In resent years my 11 year old nephew has been very interested in my baseball card collection. It is a modest collection mostly of 1988/1989 Topps, and 1992 Donruss. I have a few other "Sets" of mid 80's (earliest I have is 86) to early 90's Upper Deck and Topps cards but they are all in boxes and not in display folders. However, I recently watched my nephew for a few hours and took out my 1989 Topps cards to show my nephew.

So, with many props to TheThinGwynn for the overall inspiration in these types of posts. I will give a little story about myself and my own Padres on Cardboard.



When I was 8 I went just as batsh*t crazy as any other kid for the ice cream man. It was not for the frozen confections however, it was for the baseball cards and rock hard gum. There was something very "Laura Ingells Wilder" about it all when I think about it. My family was pretty poor neither parent had college degrees, they were going through a messy divorce but they always managed enough change so I could go out and spend .75 on a pack of baseball cards.

I specifically remember the waxy paper, and turning it over and over again in my hands before opening it. When I would open it I had a very specific order I would do things.

1) Put the gum in my mouth, and start chewing.

2) Look at the cards one by one.

I was always looking for the Padres. I would slowly pulls the top card down to reveal the name of the team behind it. I knew that Tony Gwynn was the Padre of all Padre even then, but I was equally excited about any Padre Player I would get. So much so that I remember on my 10th Birthday my mom let me just go to the Mira Mesa Mall with her to spend $20 anyway I chose, and I chose to spend some of my money on the "team pack" for the 1991 Upper Deck Padres, which was a cathartic experience. I also remember the clerk saying something snarky about the Giants and A's team packs selling much better.

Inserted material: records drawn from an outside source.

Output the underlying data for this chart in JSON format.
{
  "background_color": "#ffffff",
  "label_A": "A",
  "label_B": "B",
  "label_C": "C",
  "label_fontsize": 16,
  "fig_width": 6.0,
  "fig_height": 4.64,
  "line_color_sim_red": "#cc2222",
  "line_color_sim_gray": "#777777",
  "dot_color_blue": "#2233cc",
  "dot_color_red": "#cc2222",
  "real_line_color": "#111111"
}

In the above picture are the 8 Padres I got in the summer of 1989 or 90 (I never remember how the years go with baseball cards).

Carmelo Martinez, John Kruk, "All-Star" Tony Gwynn, Gary Templeton, "Record Breaker" Benito Santiago, Marvell Wynne, Mark Davis, and Luis Salazar.

Few if any of my baseball cards are in "Mint" condition, because I actually played with them and loved looking at them outside of the plastic sleeves I would store them in. The pictures fascinated me. You have to remember that this was in the dark ages before the internet. I would imagine what the game or situation was like when the pictures were taken. The uniforms all seemed so awesome to me. I also remember being really annoyed that Topps found it appropriate to put the "Padres" in blue on the baseball cards.

I also used to play some sort of dice based game with my Uncle and Cousin where the dice roll would simulate at bat results, and so I needed a team of baseball cards to play.

There was something about the cards that also stimulated my need to create order out of chaos.

I spent my summers with my grandparents because my mom could not afford child care. One summer my grandmother bought a box of Donruss cards and let my cousin and I split the packs. I was in heaven. We traded duplicates, and I traded as many Dodgers (they lived in Riverside, which is apparently Dodger country) for my cousin's Padres as I could.

I later got my mom to buy me some folders with sleeve pages so I could try to get the whole collection, and I started to put them in the folder in numerical order leaving spaces for the other numbers. After a few summers of going to baseball card shops and looking for missing pieces and buying them dirt cheap, I got all but 12 of them for that set.

Overall I loved my baseball cards. I wonder on occasion if kids these days have anything similar. Pokemon cards maybe? Something about collecting and getting all these little pictures of guys playing a game was a real joy for me as a kid.

That about wraps in up. Looking forward to this season and contributing more!